Les communautés chinoises et maghrébines s’affrontent dans un français très approximatif et assez amusant. La narration lâche (on est perdu pendant les premières 40 à 50 pages) tente de reproduire l’enchaînement des jours dans les salles de classe alternées de salle des profs. Des profs souvent aussi gamins que leurs élèves et qui se battent avec les 50 centimes qu’exige la machine à café.

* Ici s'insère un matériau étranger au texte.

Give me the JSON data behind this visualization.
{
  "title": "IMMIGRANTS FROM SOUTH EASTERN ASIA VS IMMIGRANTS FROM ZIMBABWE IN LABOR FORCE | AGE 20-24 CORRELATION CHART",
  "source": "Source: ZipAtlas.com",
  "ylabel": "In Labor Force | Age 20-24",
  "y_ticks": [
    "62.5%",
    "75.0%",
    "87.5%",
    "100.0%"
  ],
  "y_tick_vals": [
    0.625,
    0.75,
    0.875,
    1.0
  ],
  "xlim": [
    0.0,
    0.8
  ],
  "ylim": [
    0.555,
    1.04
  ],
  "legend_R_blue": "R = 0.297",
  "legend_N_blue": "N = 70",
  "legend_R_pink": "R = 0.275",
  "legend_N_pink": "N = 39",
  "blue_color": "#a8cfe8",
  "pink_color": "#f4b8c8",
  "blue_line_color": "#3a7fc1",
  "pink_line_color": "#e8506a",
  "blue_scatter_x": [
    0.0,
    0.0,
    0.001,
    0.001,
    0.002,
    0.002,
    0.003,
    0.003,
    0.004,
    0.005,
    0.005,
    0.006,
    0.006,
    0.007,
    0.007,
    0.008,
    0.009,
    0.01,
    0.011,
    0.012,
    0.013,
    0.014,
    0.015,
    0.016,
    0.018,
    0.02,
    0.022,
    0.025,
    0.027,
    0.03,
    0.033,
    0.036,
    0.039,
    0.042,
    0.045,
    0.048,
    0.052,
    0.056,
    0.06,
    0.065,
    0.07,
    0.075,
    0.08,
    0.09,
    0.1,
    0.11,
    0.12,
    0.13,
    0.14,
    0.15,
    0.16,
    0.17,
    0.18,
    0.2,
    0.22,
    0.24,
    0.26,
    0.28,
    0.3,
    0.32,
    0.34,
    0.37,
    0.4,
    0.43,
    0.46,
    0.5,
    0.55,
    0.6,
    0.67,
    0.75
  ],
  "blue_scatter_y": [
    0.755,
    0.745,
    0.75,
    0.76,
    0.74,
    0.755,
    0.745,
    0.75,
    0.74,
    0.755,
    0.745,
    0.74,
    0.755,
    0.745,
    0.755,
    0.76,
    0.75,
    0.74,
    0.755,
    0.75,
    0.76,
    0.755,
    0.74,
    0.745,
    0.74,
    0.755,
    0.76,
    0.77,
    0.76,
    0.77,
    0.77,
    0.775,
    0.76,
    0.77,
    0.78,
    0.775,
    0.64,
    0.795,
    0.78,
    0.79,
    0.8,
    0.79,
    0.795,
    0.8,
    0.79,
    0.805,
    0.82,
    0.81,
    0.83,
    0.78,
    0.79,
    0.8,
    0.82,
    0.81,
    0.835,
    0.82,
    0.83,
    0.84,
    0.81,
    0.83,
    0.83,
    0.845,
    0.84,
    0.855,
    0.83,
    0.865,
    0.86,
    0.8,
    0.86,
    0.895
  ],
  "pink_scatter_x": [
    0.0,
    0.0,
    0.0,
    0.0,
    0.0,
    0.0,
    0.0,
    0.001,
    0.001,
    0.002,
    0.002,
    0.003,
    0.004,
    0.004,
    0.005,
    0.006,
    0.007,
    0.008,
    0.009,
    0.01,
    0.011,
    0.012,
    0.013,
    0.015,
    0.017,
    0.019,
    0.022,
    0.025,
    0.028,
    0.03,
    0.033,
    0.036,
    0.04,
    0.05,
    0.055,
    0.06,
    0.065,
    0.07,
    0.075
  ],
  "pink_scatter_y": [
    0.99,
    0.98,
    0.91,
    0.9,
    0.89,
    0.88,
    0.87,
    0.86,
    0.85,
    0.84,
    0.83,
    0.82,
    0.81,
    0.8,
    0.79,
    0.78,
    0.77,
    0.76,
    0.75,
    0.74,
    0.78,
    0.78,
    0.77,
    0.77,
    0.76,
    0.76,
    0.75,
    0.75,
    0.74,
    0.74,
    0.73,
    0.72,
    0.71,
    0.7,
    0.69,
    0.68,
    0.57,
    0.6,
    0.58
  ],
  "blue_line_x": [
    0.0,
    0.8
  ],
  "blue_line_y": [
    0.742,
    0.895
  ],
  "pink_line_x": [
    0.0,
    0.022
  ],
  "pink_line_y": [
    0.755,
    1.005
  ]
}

On finit par mémoriser les noms des quelques élèves que l’on n'arrive pas vraiment à suivre à l’exception de Dico, la tête de turc du narrateur. Dico visite chaque jour le bureau du directeur et il le cherche bien. Il est tannant Dico, achalant comme on dit au Québec. On en repère quelques autres, la belle Hinda qui pourrait faire craquer son prof de français et qui ressemble à qui, à qui… « Vous trouvez pas monsieur qu’elle ressemble à Jennifer de la Star-ac, Hinda ? » Ah oui, bien sûr, à Jennifer… et en mieux. Un récit parfois décousu et semé de perles du langage djeune. « Je sais pas c’est quoi, monsieur, l’invraisemblance » dialogue bien (re)construit, travail sur le langage, sur ce vocabulaire de base qui semble manquer à ces jeunes qui se noyent dans le verlan et les constructions approximatives.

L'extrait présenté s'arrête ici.